Imagine a crash dummy test in slow motion. You see the car accelerating toward the stone wall. Then, in a matter of seconds, you see everything “accordion.” If the car was 12 feet long, within two seconds it may shorten to 9 feet in length. That’s the power of gravity, of objects in motion.
Isaac Newton figured all this out long before the first car rolled off the assembly line. Without gravity, colliding cars would bounce off one another softly like beach balls. With gravity, mass and acceleration combine to pack an enormous wallop.
Force equals mass times acceleration
In an accident, brittle substances like glass and metal instantly transform. The windshield dissolves like an Alka-Seltzer. The solidity of the engine under the hood is so great that it does not accordion. Though these substances have considerable tensile strength, they are no match for the shockwave passing through the automobile, then impacting the occupants of the cab.
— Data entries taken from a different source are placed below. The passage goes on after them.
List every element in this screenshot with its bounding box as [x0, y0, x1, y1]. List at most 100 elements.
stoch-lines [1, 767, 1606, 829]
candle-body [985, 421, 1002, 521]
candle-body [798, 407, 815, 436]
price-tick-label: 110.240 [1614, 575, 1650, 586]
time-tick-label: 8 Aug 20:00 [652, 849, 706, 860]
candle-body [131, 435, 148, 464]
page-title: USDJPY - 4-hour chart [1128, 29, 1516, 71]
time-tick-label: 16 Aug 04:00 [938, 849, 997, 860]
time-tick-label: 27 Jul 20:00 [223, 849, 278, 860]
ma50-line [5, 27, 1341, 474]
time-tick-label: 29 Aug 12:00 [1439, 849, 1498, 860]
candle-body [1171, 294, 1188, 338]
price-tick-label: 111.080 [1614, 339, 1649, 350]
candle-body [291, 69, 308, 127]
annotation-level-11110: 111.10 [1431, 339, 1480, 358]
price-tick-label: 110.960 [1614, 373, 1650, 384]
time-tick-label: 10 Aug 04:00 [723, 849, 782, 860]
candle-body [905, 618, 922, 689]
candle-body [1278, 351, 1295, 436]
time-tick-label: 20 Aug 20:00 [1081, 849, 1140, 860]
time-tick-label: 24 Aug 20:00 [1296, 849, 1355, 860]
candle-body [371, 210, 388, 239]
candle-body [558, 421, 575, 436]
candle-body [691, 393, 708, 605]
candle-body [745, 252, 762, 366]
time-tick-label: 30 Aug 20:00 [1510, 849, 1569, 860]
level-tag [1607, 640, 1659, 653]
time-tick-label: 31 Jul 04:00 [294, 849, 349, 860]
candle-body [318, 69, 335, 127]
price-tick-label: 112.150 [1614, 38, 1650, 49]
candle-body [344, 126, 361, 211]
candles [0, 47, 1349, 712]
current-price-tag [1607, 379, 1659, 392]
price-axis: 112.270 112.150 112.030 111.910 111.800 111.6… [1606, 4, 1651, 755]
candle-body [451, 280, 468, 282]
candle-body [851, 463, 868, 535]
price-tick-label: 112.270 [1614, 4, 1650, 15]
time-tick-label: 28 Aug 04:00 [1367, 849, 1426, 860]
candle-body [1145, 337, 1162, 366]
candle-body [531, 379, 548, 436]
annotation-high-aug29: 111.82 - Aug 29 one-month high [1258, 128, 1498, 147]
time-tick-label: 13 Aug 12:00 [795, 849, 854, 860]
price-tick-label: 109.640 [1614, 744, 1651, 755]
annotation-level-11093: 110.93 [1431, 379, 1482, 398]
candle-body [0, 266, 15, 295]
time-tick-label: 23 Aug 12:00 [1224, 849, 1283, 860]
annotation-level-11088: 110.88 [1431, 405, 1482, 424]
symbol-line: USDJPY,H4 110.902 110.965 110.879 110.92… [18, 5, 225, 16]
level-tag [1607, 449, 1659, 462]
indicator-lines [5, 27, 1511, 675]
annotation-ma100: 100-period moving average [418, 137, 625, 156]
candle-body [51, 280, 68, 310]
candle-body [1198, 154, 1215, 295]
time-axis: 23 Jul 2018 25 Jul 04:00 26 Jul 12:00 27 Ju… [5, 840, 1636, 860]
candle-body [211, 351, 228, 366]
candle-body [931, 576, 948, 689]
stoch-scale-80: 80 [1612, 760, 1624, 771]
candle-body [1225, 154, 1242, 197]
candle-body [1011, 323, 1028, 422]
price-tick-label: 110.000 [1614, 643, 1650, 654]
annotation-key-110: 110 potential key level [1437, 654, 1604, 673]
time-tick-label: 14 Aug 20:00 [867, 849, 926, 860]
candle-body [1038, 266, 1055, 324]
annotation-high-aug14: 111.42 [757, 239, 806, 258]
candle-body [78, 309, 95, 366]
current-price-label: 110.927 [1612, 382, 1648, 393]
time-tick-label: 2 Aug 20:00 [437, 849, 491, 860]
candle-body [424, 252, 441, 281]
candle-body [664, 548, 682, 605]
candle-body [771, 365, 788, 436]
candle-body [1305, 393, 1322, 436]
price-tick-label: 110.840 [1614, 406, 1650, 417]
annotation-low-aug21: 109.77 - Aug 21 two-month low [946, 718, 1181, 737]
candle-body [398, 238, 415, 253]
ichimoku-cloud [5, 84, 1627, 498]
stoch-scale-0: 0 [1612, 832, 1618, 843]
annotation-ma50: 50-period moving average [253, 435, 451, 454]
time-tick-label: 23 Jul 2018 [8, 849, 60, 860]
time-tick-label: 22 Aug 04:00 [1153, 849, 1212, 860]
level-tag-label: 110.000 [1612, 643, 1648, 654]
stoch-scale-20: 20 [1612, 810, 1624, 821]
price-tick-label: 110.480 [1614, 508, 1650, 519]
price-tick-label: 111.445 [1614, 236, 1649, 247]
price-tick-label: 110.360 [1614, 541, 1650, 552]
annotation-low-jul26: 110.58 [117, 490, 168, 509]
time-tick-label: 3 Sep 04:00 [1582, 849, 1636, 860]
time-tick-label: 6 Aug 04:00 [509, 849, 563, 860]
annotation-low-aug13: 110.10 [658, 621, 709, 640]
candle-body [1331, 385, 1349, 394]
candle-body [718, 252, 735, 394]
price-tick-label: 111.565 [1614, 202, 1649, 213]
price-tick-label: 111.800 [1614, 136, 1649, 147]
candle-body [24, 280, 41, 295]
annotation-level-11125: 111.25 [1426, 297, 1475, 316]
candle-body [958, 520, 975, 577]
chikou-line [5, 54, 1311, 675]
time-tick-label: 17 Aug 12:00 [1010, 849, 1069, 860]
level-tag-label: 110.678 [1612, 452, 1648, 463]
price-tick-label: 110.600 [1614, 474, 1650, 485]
Even if the inhabitants are built like Dwayne (The Rock) Johnson, the shock wave envelopes them as if they were ragdolls. Their bodies are whipped against the dashboard, crushing bones.
Energy continues to move through the vehicle. But it has been dissipated by the objects that took the full brunt of impact.
A car collision is like a tidal wave
A car accident is like a mini-tsunami. A wave of tremendous energy engulfs the immediate area, and then moves through everything in its path. At the end of its trajectory, the wave is spent. But it is too late – human beings absorbed too much of the wave’s fury. Their lives, if they are still alive, are changed – in most cases forever.
What’s it all about?
What it’s all about is our slow march toward safer cars and safer driving. As cars, back in the early 20th century, began to achieve higher speed potentials, doctors were staggered by the violence of car crashes.
Car companies set out on a long journey to make automobiles safer – because if injuries are too common, sales will suffer.
Car bumpers, seat belts and safety glass were among the first “anti-gravity devices” car companies came up with. An early insight about seat belts is that they not only protect the body by absorbing violence – they restrain us from flying into one another in the cab, cracking skulls and braking bones.
Airbags followed. Today we are on the brink of a brave new era in driverless automobiles. Yet, even in 2019 that brink may be farther away than we thought. An article published in the New York Times in July 2019 carried the headline, Despite High Hopes, Self-Driving Cars Are ‘Way in the Future’. The article goes on to note that even though hopes were high and ambition even higher, it will likely be many more years before self-driving becomes commonplace. The car companies have concluded that “making autonomous vehicles is going to be harder, slower and costlier than they thought.” (Source: https://www.nytimes.com/2019/07/17/business/self-driving-autonomous-cars.html)
So, error-prone humans are still going to be holding the wheel for many years to come. And even in Elon Musk’s wildest imagination we’re pretty sure there’s no cure for gravity, unless we restrict our driving to the lunar surface. But safety improvements to roads that change the way cars collide, and more important – changing the way we drive our cars – we will stop being vulnerable dummies, and the rate of serious injuries will shrink to a dot.